My previous visits have been pleasant, apart from the minefield of getting into the place. At JFK airport I was pulled aside by a grossly overweight woman complete with sidearm, a barrage of badges and a hostile manner.
"These papers are out of order, buster, what’s your birth date?"
I remained polite and explained that the birth date on my passport, entered by a New Zealand official, was 11-6-46 and the date on the visa, entered by an American official, was 6-11-46 but that they were actually the same thing.
Like an angler losing a big fish she grimaced and thrust the documents back obviously disgruntled to see a shady drug mule turning out to a law-abiding nobody.
A trip to Canada involved a short stopover in Hawaii and another brush with American border paranoia.

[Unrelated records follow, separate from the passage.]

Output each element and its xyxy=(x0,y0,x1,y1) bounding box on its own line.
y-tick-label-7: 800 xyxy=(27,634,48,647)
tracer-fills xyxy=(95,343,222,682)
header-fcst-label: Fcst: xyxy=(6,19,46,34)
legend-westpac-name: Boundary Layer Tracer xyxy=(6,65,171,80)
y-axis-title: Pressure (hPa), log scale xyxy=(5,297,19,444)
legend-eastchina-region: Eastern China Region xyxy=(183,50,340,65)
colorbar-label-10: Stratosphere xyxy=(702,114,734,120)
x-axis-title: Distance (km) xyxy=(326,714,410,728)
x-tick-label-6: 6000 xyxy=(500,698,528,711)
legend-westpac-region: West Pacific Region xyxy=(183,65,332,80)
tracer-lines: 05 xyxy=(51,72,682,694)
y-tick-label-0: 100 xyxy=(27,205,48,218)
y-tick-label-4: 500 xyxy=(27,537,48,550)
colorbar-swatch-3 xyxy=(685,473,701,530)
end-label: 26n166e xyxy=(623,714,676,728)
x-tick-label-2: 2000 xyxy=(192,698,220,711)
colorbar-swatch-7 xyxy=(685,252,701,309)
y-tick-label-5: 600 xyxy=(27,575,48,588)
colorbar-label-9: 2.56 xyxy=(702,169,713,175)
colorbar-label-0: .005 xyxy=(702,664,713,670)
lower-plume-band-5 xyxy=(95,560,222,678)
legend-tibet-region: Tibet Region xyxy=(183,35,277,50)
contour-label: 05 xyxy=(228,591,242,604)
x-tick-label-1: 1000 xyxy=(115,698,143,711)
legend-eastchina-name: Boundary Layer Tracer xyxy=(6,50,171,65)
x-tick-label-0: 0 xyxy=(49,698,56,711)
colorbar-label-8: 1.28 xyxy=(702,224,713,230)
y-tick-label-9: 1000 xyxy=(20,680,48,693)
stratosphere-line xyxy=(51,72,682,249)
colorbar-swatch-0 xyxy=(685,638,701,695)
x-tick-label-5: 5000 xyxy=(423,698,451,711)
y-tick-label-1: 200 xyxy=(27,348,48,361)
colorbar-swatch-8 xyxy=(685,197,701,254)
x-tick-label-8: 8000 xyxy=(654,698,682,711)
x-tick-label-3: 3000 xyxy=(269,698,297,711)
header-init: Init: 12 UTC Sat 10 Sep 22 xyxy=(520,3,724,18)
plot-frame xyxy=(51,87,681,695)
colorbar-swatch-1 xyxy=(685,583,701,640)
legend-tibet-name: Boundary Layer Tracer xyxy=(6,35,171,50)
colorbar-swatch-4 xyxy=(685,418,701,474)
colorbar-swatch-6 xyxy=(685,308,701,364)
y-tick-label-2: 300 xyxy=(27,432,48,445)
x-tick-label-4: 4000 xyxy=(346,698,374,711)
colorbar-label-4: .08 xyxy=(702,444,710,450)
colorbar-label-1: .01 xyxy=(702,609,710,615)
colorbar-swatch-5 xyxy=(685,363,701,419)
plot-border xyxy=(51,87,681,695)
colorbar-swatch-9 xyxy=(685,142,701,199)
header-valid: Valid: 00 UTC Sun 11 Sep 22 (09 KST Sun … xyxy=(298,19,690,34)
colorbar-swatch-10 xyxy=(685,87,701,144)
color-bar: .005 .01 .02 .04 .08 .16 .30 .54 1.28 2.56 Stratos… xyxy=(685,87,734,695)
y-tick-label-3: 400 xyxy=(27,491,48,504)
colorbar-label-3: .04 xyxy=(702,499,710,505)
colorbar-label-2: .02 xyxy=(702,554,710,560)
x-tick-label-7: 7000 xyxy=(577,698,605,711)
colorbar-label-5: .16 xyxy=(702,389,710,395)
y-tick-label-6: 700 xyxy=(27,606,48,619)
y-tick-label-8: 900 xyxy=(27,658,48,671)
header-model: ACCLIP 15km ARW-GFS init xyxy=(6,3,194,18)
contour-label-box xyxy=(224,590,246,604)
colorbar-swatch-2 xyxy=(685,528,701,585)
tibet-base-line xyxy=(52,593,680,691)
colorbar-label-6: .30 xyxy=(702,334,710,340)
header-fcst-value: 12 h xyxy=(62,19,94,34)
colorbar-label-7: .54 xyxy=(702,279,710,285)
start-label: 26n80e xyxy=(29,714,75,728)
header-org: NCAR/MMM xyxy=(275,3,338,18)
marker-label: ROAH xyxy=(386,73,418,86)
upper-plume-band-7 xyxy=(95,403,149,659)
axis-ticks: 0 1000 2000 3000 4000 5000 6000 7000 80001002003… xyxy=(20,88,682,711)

Airport staff directed passengers to various queues and instead of fetching up in the transit lounge we found ourselves at an immigration desk with no visa. Confusion reigned amidst a fusillade of loud American English, an unpleasant sound even at the best of times. From the wall of frantic officials emerged a worried woman who beckoned us to follow. Through a small side door and on to a golf cart which she drove around the tarmac area to another small door behind which was the peace of the transit lounge.

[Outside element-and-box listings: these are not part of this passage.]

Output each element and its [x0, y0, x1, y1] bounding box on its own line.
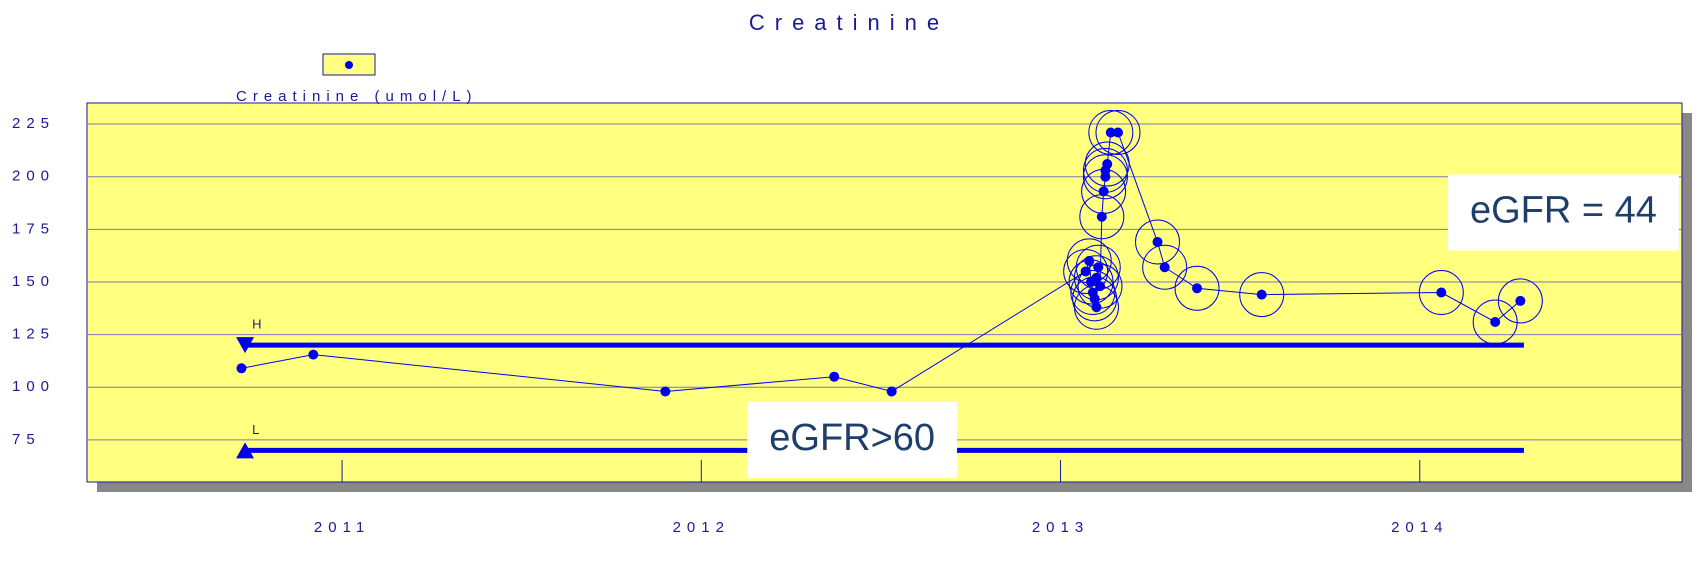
point-ring	[1068, 259, 1114, 305]
legend-label: Creatinine (umol/L)	[236, 88, 478, 105]
point	[236, 363, 247, 374]
point	[1089, 293, 1100, 304]
point-ring	[1088, 109, 1134, 155]
point-ring	[1135, 219, 1181, 265]
y-tick-label: 175	[12, 220, 55, 237]
chart-title: Creatinine	[749, 10, 949, 35]
point	[1095, 281, 1106, 292]
line	[241, 131, 1521, 392]
point	[1102, 159, 1113, 170]
point	[1091, 302, 1102, 313]
point	[1098, 186, 1109, 197]
point	[1159, 262, 1170, 273]
point-ring	[1497, 278, 1543, 324]
point-ring	[1174, 265, 1220, 311]
x-tick-label: 2014	[1391, 519, 1448, 536]
y-tick-label: 200	[12, 168, 55, 185]
point	[1152, 236, 1163, 247]
x-tick-label: 2012	[673, 519, 730, 536]
annotation-text: eGFR = 44	[1470, 190, 1657, 232]
point-ring	[1418, 270, 1464, 315]
y-tick-label: 150	[12, 273, 55, 290]
point-ring	[1472, 299, 1518, 345]
annotation-box	[1447, 174, 1679, 251]
annotation: eGFR = 44	[1447, 174, 1679, 251]
point-ring	[1077, 263, 1123, 309]
reference-marker	[236, 337, 255, 354]
point-ring	[1239, 272, 1285, 318]
reference-marker	[236, 442, 255, 459]
y-tick-label: 125	[12, 326, 55, 343]
point-ring	[1142, 244, 1188, 290]
point	[308, 349, 319, 360]
legend-dot	[345, 61, 353, 69]
point	[1093, 262, 1104, 273]
reference-label: L	[252, 422, 259, 437]
point	[660, 386, 671, 397]
point-ring	[1084, 141, 1130, 187]
point-ring	[1070, 270, 1116, 315]
point	[1192, 283, 1203, 294]
point-ring	[1095, 109, 1141, 155]
point	[1091, 272, 1102, 283]
point	[1105, 127, 1116, 138]
point-ring	[1082, 154, 1128, 200]
x-tick-label: 2013	[1032, 519, 1089, 536]
point	[1113, 127, 1124, 138]
point	[1096, 211, 1107, 222]
y-tick-label: 100	[12, 378, 55, 395]
annotation-box	[747, 401, 958, 478]
annotation: eGFR>60	[747, 401, 958, 478]
reference-label: H	[252, 317, 261, 332]
y-tick-label: 225	[12, 115, 55, 132]
point	[1490, 316, 1501, 327]
point	[1515, 295, 1526, 306]
point	[1436, 287, 1447, 298]
annotation-text: eGFR>60	[769, 417, 935, 459]
y-tick-label: 75	[12, 431, 41, 448]
point-ring	[1082, 147, 1128, 193]
point	[886, 386, 897, 397]
x-tick-label: 2011	[314, 519, 370, 536]
point-ring	[1073, 255, 1119, 301]
point	[829, 371, 840, 382]
point	[1256, 289, 1267, 300]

"Don’t ever tell this to anyone. You have actually been illegally on American soil," she whispered. It’s taken me 30 years to risk making the story public.
Things are worse with Donald Trump in charge. Latest prediction is that visitor numbers to the United States will decline by about 10%. Last week Australian comedian Alice Fraser cancelled a visit to the US on legal advice because her act has included jokes about Donald Trump and Professor Robert Patman of Otago University says he would not travel to the United States at the moment as he has been critical of that country’s foreign policy.
This column has often ridiculed Mr Trump and there’s no doubt a file on me. It’s just not worth the risk
In other countries it’s the rip-off merchants who are out to get you. On my first visit to Paris in 1974 I was ticking off the sights and was soon surrounded by loopies taking photos of themselves in front of the Eiffel Tower. I never carry a camera and was soon targeted by an unsavoury looking Frenchman holding a Polaroid camera who indicated he’d like to take my picture. I shrugged but posed and he snapped. A few seconds later he pressed on me a grainy snapshot of a short man in front of a tall heap of scrap iron. "Fifty francs," he proclaimed in broken English. At last, my Stage I French came in handy as I retorted in broken French, "Fous le camp!" (It means "p... off!") He stamped his foot and shouted phrases in French which I didn’t understand apart from the word "cochon" which peppered his outburst. (It means "pig".)
In London 10 years later, I found myself in a crush of tourists watching a smooth card sharp running a find-the-lady racket. The victim is lured into betting on being able to pick the queen from three face-down cards. I looked on in superior amusement knowing well that it was a con. An American beside me muttered, "It’s a trick. I wouldn’t touch it, pal." But some of the punters started to win so the Yank decided to have a go and put down a fiver. He won and scooped £10 back. "Have a go," he urged, so I plonked down a fiver. Of course, I didn’t pick the lady (she was probably no longer among the cards) and lost the fiver. (£5 was the price of five pints in those days, so I’d learned an expensive lesson). I realised that the previous winners and the Yank were part of the swindling group and noticed a couple of policemen plodding along nearby. The swindlers saw them, too, and even before the bobbies took another step the card table and card sharps had melted away.
What joy it was, then, to read of two London policemen who last week, disguised as Batman and Robin, swooped on a bunch running the find-the-lady game on Westminster Bridge. The crims were fooled by the masked avengers and never made their getaway. The fines of £925 certainly made up for my lost fiver of long ago and reinforced my faith in the British bobby.
But I’m staying home, all the same.
— Jim Sullivan is a Patearoa writer.